From the powerful and arresting Native women showcase "Hearts of Our People" to the radical lesbian world of "Strong Women, Full of Love": the best of 2019 arts and entertainment included these 10 art shows.

1. "Hearts of Our People" at Minneapolis Institute of Art: The first-ever major museum exhibition of art by Native women showcased the work of 115 artists from the United States and Canada, spanning more than 50 tribes, 65 languages and seven centuries.

2. "History Is Not Here: Art and the Arab Imaginary" at the Minnesota Museum of American Art: The 17 artists in this exhibition, still on view through Jan. 5, hail from 22 countries and explore the complexities of the "Arab" diaspora, questioning the colonial nature of geographic boundaries.

3. Nicholas Galanin, "Everything We've Ever Been, Everything We Are Right Now" at Macalester College: Galanin took on America's cultural amnesia, delivering critiques of colonialism and settler mentality, the imposition of "blood quantum" and the cultural appropriation of Native cultures.

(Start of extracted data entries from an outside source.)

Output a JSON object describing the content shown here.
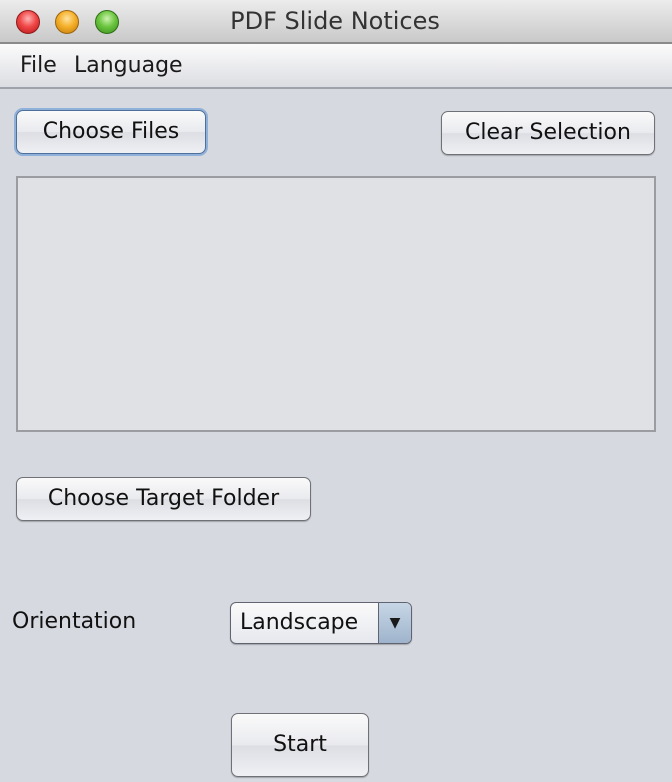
{
  "window": {
    "title": "PDF Slide Notices",
    "controls": {
      "close": "close-window",
      "minimize": "minimize-window",
      "maximize": "zoom-window"
    }
  },
  "menubar": {
    "items": [
      {
        "label": "File"
      },
      {
        "label": "Language"
      }
    ]
  },
  "main": {
    "choose_files_label": "Choose Files",
    "clear_selection_label": "Clear Selection",
    "file_list": {
      "items": []
    },
    "choose_target_folder_label": "Choose Target Folder",
    "orientation": {
      "label": "Orientation",
      "selected": "Landscape",
      "arrow_glyph": "▼"
    },
    "start_label": "Start"
  }
}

4. "The Body Electric" at Walker Art Center: Nearly 50 artists or collectives addressed the body's relationship to technology in this boldly intergenerational exhibition.

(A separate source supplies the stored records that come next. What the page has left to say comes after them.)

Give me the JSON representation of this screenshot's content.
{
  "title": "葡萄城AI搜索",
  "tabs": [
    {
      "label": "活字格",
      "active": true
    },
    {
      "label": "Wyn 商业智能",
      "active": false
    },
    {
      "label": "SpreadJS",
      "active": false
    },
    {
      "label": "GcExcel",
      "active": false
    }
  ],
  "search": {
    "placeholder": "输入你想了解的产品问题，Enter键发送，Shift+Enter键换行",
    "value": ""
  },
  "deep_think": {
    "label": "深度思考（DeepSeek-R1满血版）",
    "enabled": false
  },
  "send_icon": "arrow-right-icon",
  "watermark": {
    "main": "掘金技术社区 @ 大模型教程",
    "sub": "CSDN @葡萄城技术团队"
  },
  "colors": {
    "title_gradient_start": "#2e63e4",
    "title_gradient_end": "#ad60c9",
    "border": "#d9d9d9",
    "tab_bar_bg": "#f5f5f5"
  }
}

5. "Queer Forms" at the University of Minnesota's Nash Gallery: More than 100 LGBTQ artists struck a pose in this exhibition coinciding with the 50th anniversary of the Stonewall riot.

6. "Swimming on Dry Land/ Nadar en Seco" at St. Olaf College: This modest solo exhibit by internationally acclaimed Cuban-American artist Coco Fusco explored the politics and poetics of her home country's revolution.

7. "I Know How Furiously Your Heart Is Beating" at Weinstein Hammons Gallery: Self-proclaimed "kind of 'emo' photographer" Alec Soth had a spiritual awakening in 2016, took a break from snapping pics, then returned with 70 intimate photos aimed at shifting the power dynamic between photographer and subject.

8. "Strong Women, Full of Love" at Mia: Photos by Carolyn "Meadow" Muska, documenting the radical lesbian world of 1970s Minnesota, emerged from the closet.

9. Cara Romero at Bockley Gallery: The Chemehuevi artist based in Santa Fe explored the supernatural in everyday life and contemporary Indigenous expression.

10. "The Builders: Shaping Minnesota's Architectural Landscape on the Color Line" at Mill City Museum: Three prominent black Minnesota architects leapt out of the history vault and into a show all their own.